À partir de ce retournement de situation, l’auteur fait entrer Invincible dans une toute nouvelle catégorie. La série animée devient irrévérencieuse et satirique, ce qui n’est pas sans nous rappeler une certaine The Boys. Les deux shows partagent un amour pour le gore et le politiquement incorrect, ce qui leur vaut un rythme haletant et un aspect jouissif pour leurs scènes d’action dantesques. On retrouve aussi dans Invincible une forme de rationalisation des pouvoirs et des limites des Viltrumites, choses assez rare dans un univers pourtant saturé par des productions du genre.

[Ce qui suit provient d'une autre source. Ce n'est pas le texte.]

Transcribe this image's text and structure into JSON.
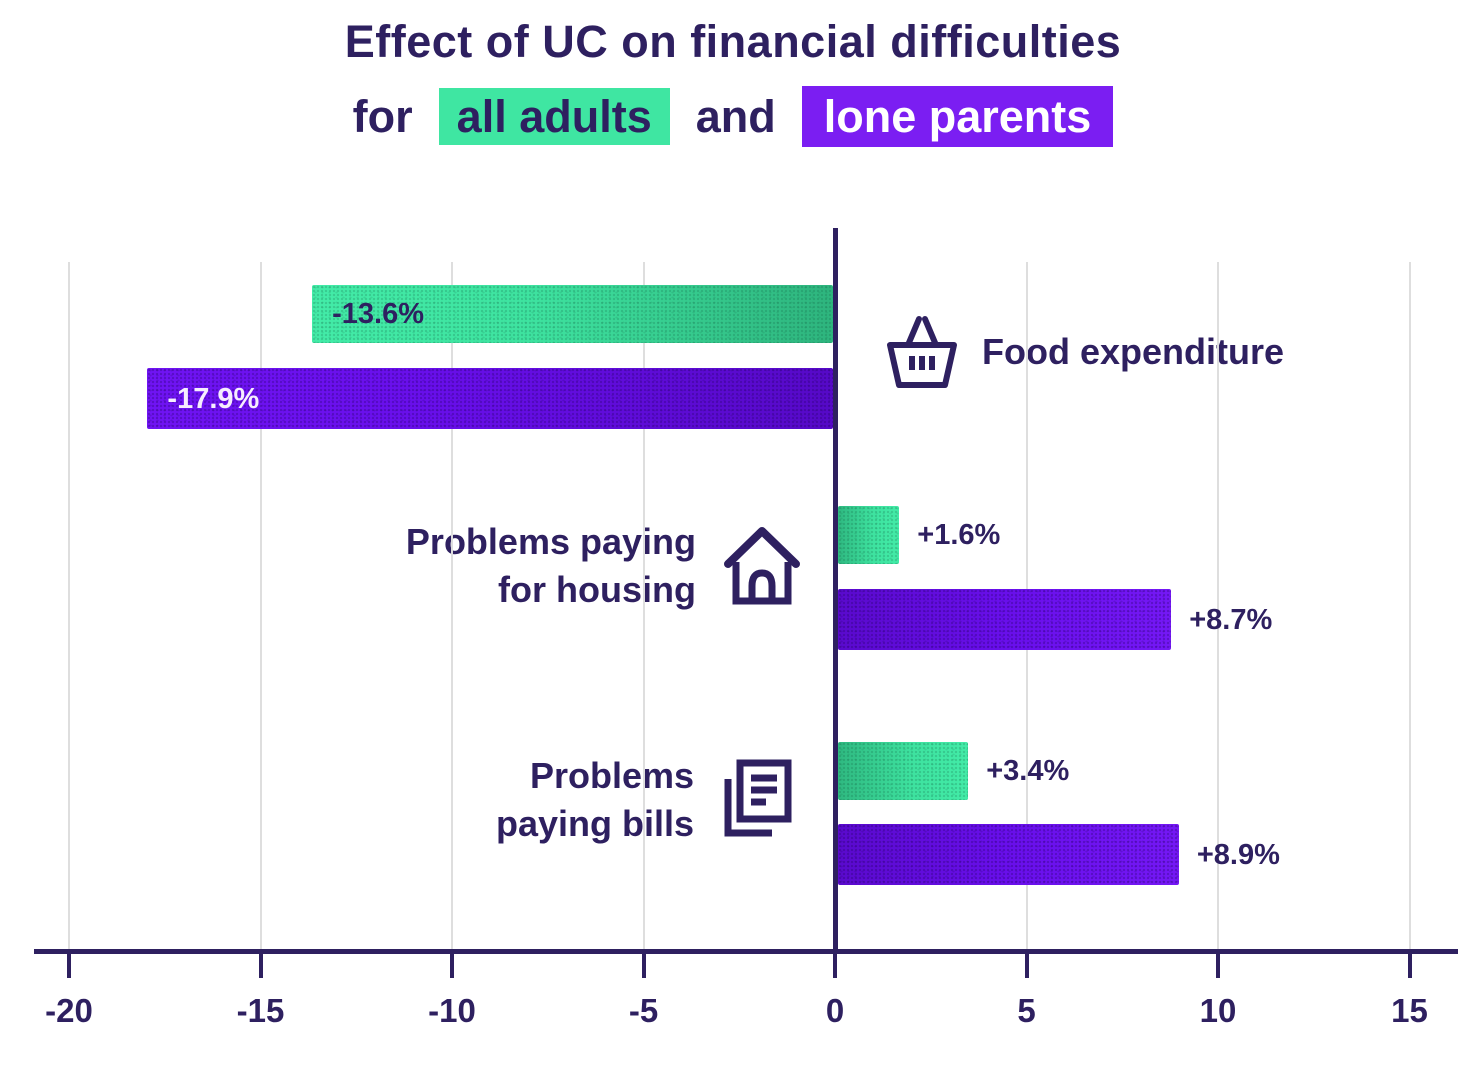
{
  "title": {
    "line1": "Effect of UC on financial difficulties",
    "line2_prefix": "for",
    "line2_conjunction": "and",
    "highlight_all_adults": "all adults",
    "highlight_lone_parents": "lone parents"
  },
  "colors": {
    "text_dark": "#2E2060",
    "green": "#3FE6A2",
    "green_dark": "#2EB57E",
    "purple": "#690FEC",
    "purple_dark": "#5609C8",
    "chip_green": "#3FE6A2",
    "chip_purple": "#7B1EF2",
    "gridline": "#DEDEDE",
    "bar_label_light": "#F6EDFE"
  },
  "chart_data": {
    "type": "bar",
    "orientation": "horizontal",
    "unit": "percent",
    "title": "Effect of UC on financial difficulties for all adults and lone parents",
    "categories": [
      {
        "label": "Food expenditure",
        "icon": "shopping-basket-icon",
        "label_side": "right-of-axis"
      },
      {
        "label": "Problems paying\nfor housing",
        "icon": "house-icon",
        "label_side": "left-of-axis"
      },
      {
        "label": "Problems\npaying bills",
        "icon": "bills-icon",
        "label_side": "left-of-axis"
      }
    ],
    "series": [
      {
        "name": "all adults",
        "color": "#3FE6A2",
        "values": [
          -13.6,
          1.6,
          3.4
        ],
        "value_labels": [
          "-13.6%",
          "+1.6%",
          "+3.4%"
        ]
      },
      {
        "name": "lone parents",
        "color": "#690FEC",
        "values": [
          -17.9,
          8.7,
          8.9
        ],
        "value_labels": [
          "-17.9%",
          "+8.7%",
          "+8.9%"
        ]
      }
    ],
    "x_axis": {
      "ticks": [
        -20,
        -15,
        -10,
        -5,
        0,
        5,
        10,
        15
      ],
      "tick_labels": [
        "-20",
        "-15",
        "-10",
        "-5",
        "0",
        "5",
        "10",
        "15"
      ],
      "xlim": [
        -21,
        16.5
      ],
      "gridlines": true
    }
  }
}
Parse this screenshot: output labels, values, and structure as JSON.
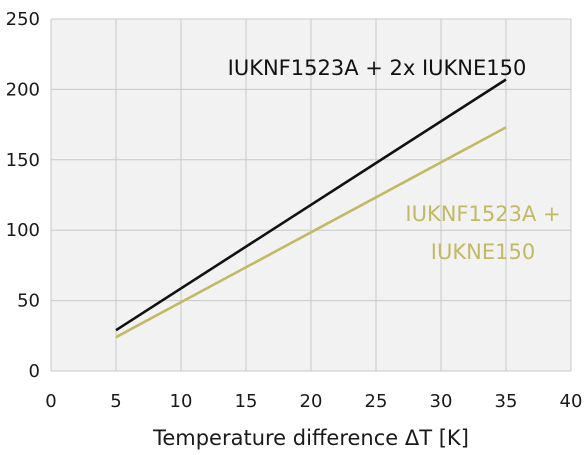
{
  "chart_data": {
    "type": "line",
    "xlabel": "Temperature difference ΔT [K]",
    "ylabel": "",
    "xlim": [
      0,
      40
    ],
    "ylim": [
      0,
      250
    ],
    "xticks": [
      0,
      5,
      10,
      15,
      20,
      25,
      30,
      35,
      40
    ],
    "yticks": [
      0,
      50,
      100,
      150,
      200,
      250
    ],
    "grid": true,
    "plot_background": "#f2f2f2",
    "grid_color": "#c8c8c8",
    "series": [
      {
        "name": "IUKNF1523A + 2x IUKNE150",
        "label_lines": [
          "IUKNF1523A + 2x IUKNE150"
        ],
        "color": "#111111",
        "x": [
          5,
          35
        ],
        "y": [
          29,
          207
        ]
      },
      {
        "name": "IUKNF1523A + IUKNE150",
        "label_lines": [
          "IUKNF1523A +",
          "IUKNE150"
        ],
        "color": "#c2b964",
        "x": [
          5,
          35
        ],
        "y": [
          24,
          173
        ]
      }
    ]
  }
}
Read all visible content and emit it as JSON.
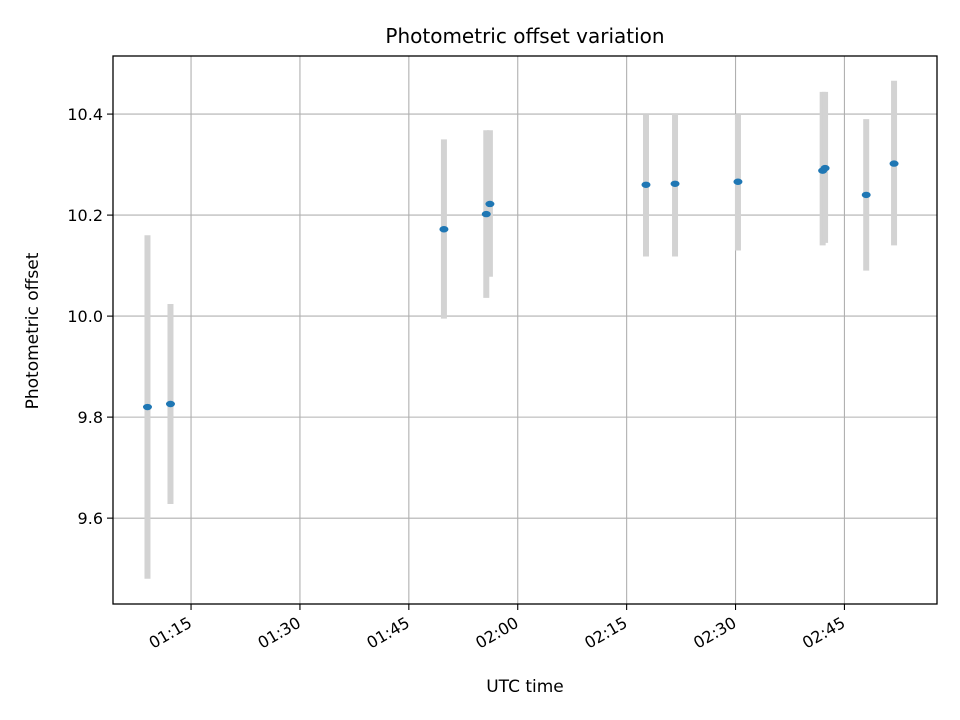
{
  "chart_data": {
    "type": "scatter",
    "title": "Photometric offset variation",
    "xlabel": "UTC time",
    "ylabel": "Photometric offset",
    "xlim": [
      "01:04:15",
      "02:57:45"
    ],
    "ylim": [
      9.43,
      10.515
    ],
    "xticks": [
      "01:15",
      "01:30",
      "01:45",
      "02:00",
      "02:15",
      "02:30",
      "02:45"
    ],
    "yticks": [
      9.6,
      9.8,
      10.0,
      10.2,
      10.4
    ],
    "yticklabels": [
      "9.6",
      "9.8",
      "10.0",
      "10.2",
      "10.4"
    ],
    "grid": true,
    "marker_color": "#1f77b4",
    "errorbar_color": "#d3d3d3",
    "points": [
      {
        "x": "01:09:00",
        "y": 9.82,
        "ylow": 9.48,
        "yhigh": 10.16
      },
      {
        "x": "01:12:10",
        "y": 9.826,
        "ylow": 9.628,
        "yhigh": 10.024
      },
      {
        "x": "01:49:50",
        "y": 10.172,
        "ylow": 9.995,
        "yhigh": 10.35
      },
      {
        "x": "01:55:40",
        "y": 10.202,
        "ylow": 10.036,
        "yhigh": 10.368
      },
      {
        "x": "01:56:10",
        "y": 10.222,
        "ylow": 10.078,
        "yhigh": 10.368
      },
      {
        "x": "02:17:40",
        "y": 10.26,
        "ylow": 10.118,
        "yhigh": 10.4
      },
      {
        "x": "02:21:40",
        "y": 10.262,
        "ylow": 10.118,
        "yhigh": 10.402
      },
      {
        "x": "02:30:20",
        "y": 10.266,
        "ylow": 10.13,
        "yhigh": 10.4
      },
      {
        "x": "02:42:00",
        "y": 10.288,
        "ylow": 10.14,
        "yhigh": 10.444
      },
      {
        "x": "02:42:20",
        "y": 10.293,
        "ylow": 10.145,
        "yhigh": 10.444
      },
      {
        "x": "02:48:00",
        "y": 10.24,
        "ylow": 10.09,
        "yhigh": 10.39
      },
      {
        "x": "02:51:50",
        "y": 10.302,
        "ylow": 10.14,
        "yhigh": 10.466
      }
    ]
  }
}
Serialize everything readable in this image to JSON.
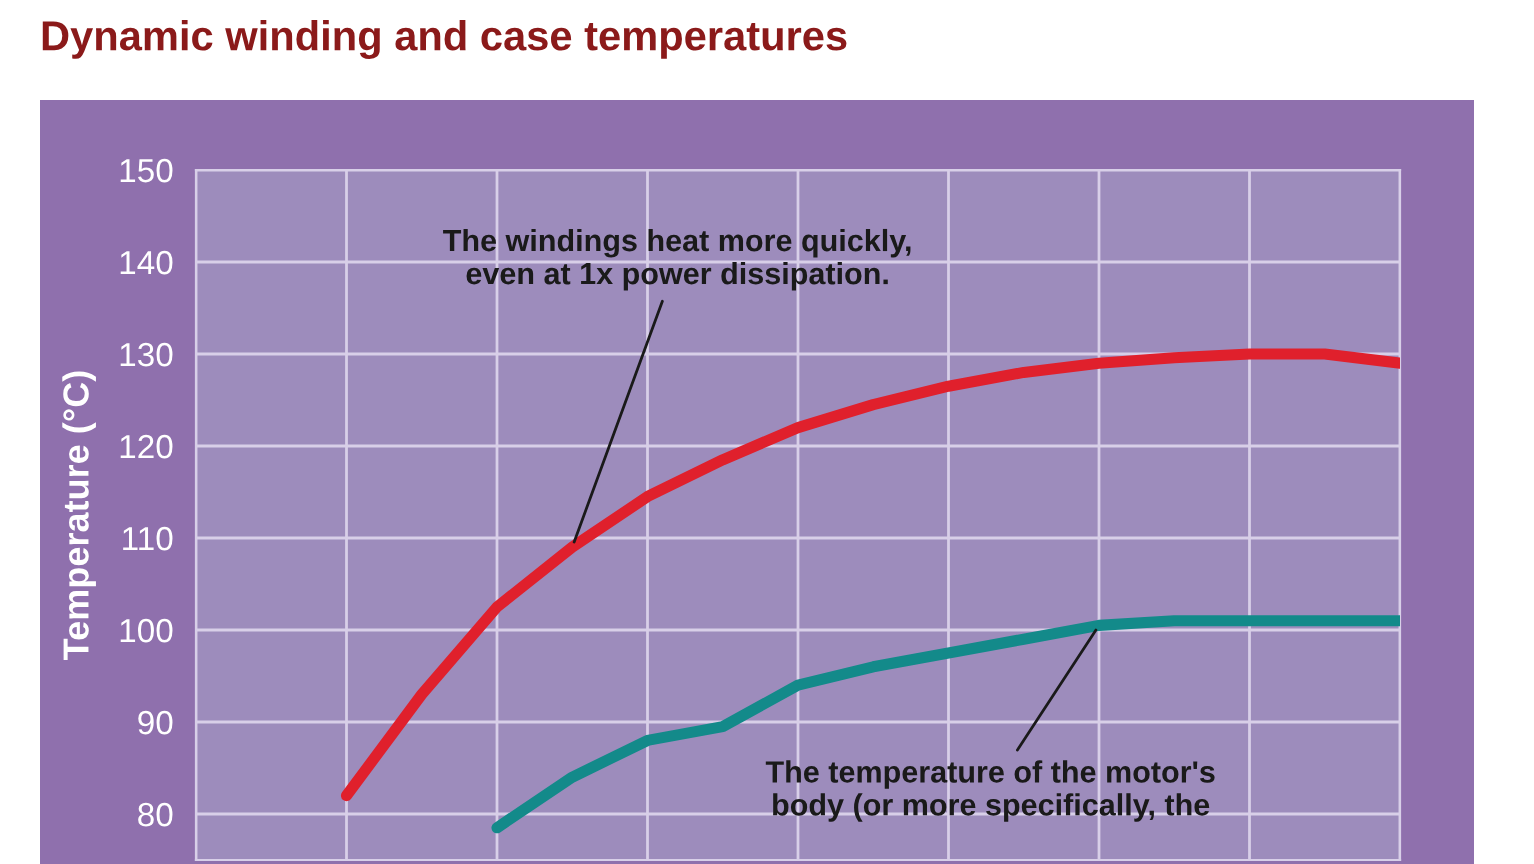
{
  "chart_data": {
    "type": "line",
    "title": "Dynamic winding and case temperatures",
    "ylabel": "Temperature (°C)",
    "categories": [
      null,
      null,
      null,
      null,
      null,
      null,
      null,
      null,
      null,
      null,
      null,
      null,
      null,
      null,
      null,
      null,
      null
    ],
    "series": [
      {
        "color": "#e0202c",
        "values": [
          null,
          null,
          82,
          93,
          102.5,
          109,
          114.5,
          118.5,
          122,
          124.5,
          126.5,
          128,
          129,
          129.6,
          130,
          130,
          129
        ]
      },
      {
        "color": "#138a8a",
        "values": [
          null,
          null,
          null,
          null,
          78.5,
          84,
          88,
          89.5,
          94,
          96,
          97.5,
          99,
          100.5,
          101,
          101,
          101,
          101
        ]
      }
    ],
    "ylim": [
      75,
      150
    ],
    "yticks": [
      80,
      90,
      100,
      110,
      120,
      130,
      140,
      150
    ],
    "grid": true,
    "line_style": "solid",
    "marker": "none",
    "annotations": [
      "The windings heat more quickly,\neven at 1x power dissipation.",
      "The temperature of the motor's\nbody (or more specifically, the"
    ]
  }
}
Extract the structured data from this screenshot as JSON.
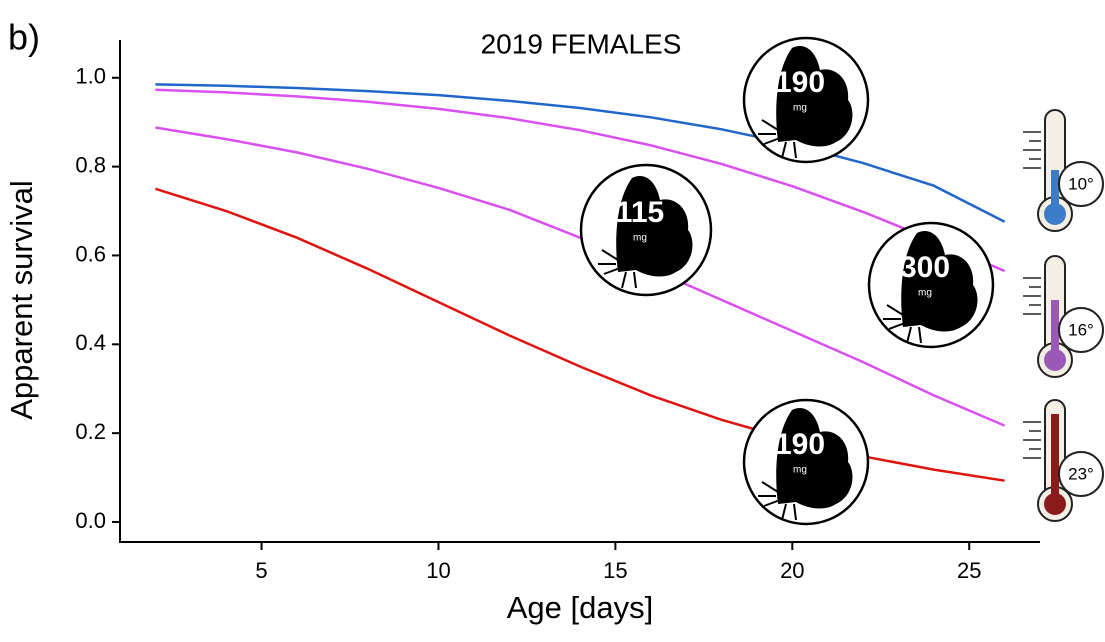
{
  "chart_data": {
    "type": "line",
    "panel_label": "b)",
    "title": "2019 FEMALES",
    "x_label": "Age [days]",
    "y_label": "Apparent survival",
    "x": [
      2,
      4,
      6,
      8,
      10,
      12,
      14,
      16,
      18,
      20,
      22,
      24,
      26
    ],
    "series": [
      {
        "color": "#2166c8",
        "values": [
          0.985,
          0.982,
          0.977,
          0.97,
          0.961,
          0.948,
          0.932,
          0.911,
          0.884,
          0.85,
          0.808,
          0.757,
          0.676
        ]
      },
      {
        "color": "#d94fef",
        "values": [
          0.973,
          0.967,
          0.958,
          0.946,
          0.93,
          0.909,
          0.882,
          0.848,
          0.806,
          0.756,
          0.698,
          0.634,
          0.565
        ]
      },
      {
        "color": "#d94fef",
        "values": [
          0.888,
          0.862,
          0.832,
          0.795,
          0.752,
          0.703,
          0.64,
          0.57,
          0.5,
          0.43,
          0.36,
          0.285,
          0.217
        ]
      },
      {
        "color": "#e0140f",
        "values": [
          0.75,
          0.7,
          0.64,
          0.57,
          0.495,
          0.42,
          0.35,
          0.285,
          0.23,
          0.185,
          0.148,
          0.118,
          0.093
        ]
      }
    ],
    "xlim": [
      1,
      27
    ],
    "ylim": [
      -0.045,
      1.085
    ],
    "xticks": [
      5,
      10,
      15,
      20,
      25
    ],
    "yticks": [
      {
        "value": 0,
        "label": "0.0"
      },
      0.2,
      0.4,
      0.6,
      0.8,
      {
        "value": 1,
        "label": "1.0"
      }
    ],
    "mass_icons": [
      {
        "mass": "190",
        "unit": "mg"
      },
      {
        "mass": "115",
        "unit": "mg"
      },
      {
        "mass": "300",
        "unit": "mg"
      },
      {
        "mass": "190",
        "unit": "mg"
      }
    ],
    "temperatures": [
      {
        "label": "10°",
        "color": "#3d7cc9"
      },
      {
        "label": "16°",
        "color": "#9b59b6"
      },
      {
        "label": "23°",
        "color": "#8b1a1a"
      }
    ]
  }
}
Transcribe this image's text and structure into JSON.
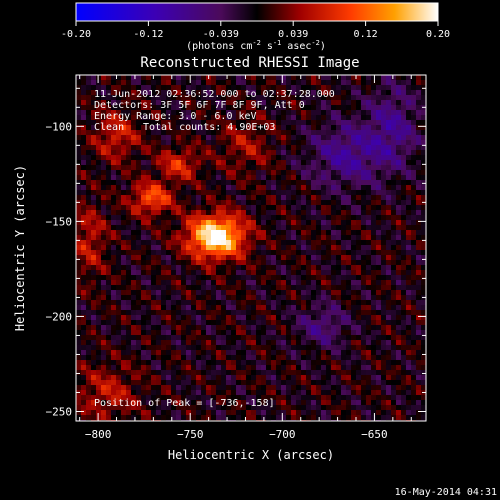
{
  "chart_data": {
    "type": "heatmap",
    "title": "Reconstructed RHESSI Image",
    "xlabel": "Heliocentric X (arcsec)",
    "ylabel": "Heliocentric Y (arcsec)",
    "xlim": [
      -812,
      -622
    ],
    "ylim": [
      -255,
      -73
    ],
    "xticks": [
      -800,
      -750,
      -700,
      -650
    ],
    "yticks": [
      -100,
      -150,
      -200,
      -250
    ],
    "colorbar": {
      "min": -0.2,
      "max": 0.2,
      "ticks": [
        "-0.20",
        "-0.12",
        "-0.039",
        "0.039",
        "0.12",
        "0.20"
      ],
      "unit_prefix": "(photons cm",
      "unit_exp1": "-2",
      "unit_mid": " s",
      "unit_exp2": "-1",
      "unit_mid2": " asec",
      "unit_exp3": "-2",
      "unit_suffix": ")"
    },
    "annotations": [
      "11-Jun-2012 02:36:52.000 to 02:37:28.000",
      "Detectors: 3F 5F 6F 7F 8F 9F, Att 0",
      "Energy Range: 3.0 - 6.0 keV",
      "Clean",
      "Total counts: 4.90E+03"
    ],
    "peak_label": "Position of Peak = [-736,-158]",
    "peak_position": [
      -736,
      -158
    ],
    "peak_value": 0.2,
    "sources": [
      {
        "x": -736,
        "y": -158,
        "sx": 11,
        "sy": 8,
        "amp": 0.21
      },
      {
        "x": -771,
        "y": -138,
        "sx": 8,
        "sy": 6,
        "amp": 0.11
      },
      {
        "x": -756,
        "y": -120,
        "sx": 8,
        "sy": 6,
        "amp": 0.08
      },
      {
        "x": -790,
        "y": -105,
        "sx": 9,
        "sy": 9,
        "amp": 0.07
      },
      {
        "x": -805,
        "y": -160,
        "sx": 7,
        "sy": 14,
        "amp": 0.06
      },
      {
        "x": -795,
        "y": -240,
        "sx": 12,
        "sy": 10,
        "amp": 0.06
      },
      {
        "x": -720,
        "y": -110,
        "sx": 10,
        "sy": 10,
        "amp": 0.05
      },
      {
        "x": -665,
        "y": -115,
        "sx": 14,
        "sy": 12,
        "amp": -0.08
      },
      {
        "x": -640,
        "y": -100,
        "sx": 10,
        "sy": 16,
        "amp": -0.07
      },
      {
        "x": -678,
        "y": -205,
        "sx": 10,
        "sy": 8,
        "amp": -0.06
      }
    ]
  },
  "footer_date": "16-May-2014 04:31"
}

En revanche, nous sommes un peu moins séduits par l’animation du show. Si elle reste très fidèle à l’œuvre de base, elle pèche par son minimalisme et son attention moindre aux détails des personnages. On a souvent une impression de statisme désagréable à la vue des scènes de dialogue et de certains effets explosifs dans les séquences d’action, si bien que l’œuvre perd en émotion et en intensité par moments. C’est pourtant Robert Kirkman en personne qui a souhaité préserver cette animation en deux dimensions, afin de lui donner ce ton adulte et de rester fidèle aux dessins de Cory Walker, son acolyte sur la série de comics.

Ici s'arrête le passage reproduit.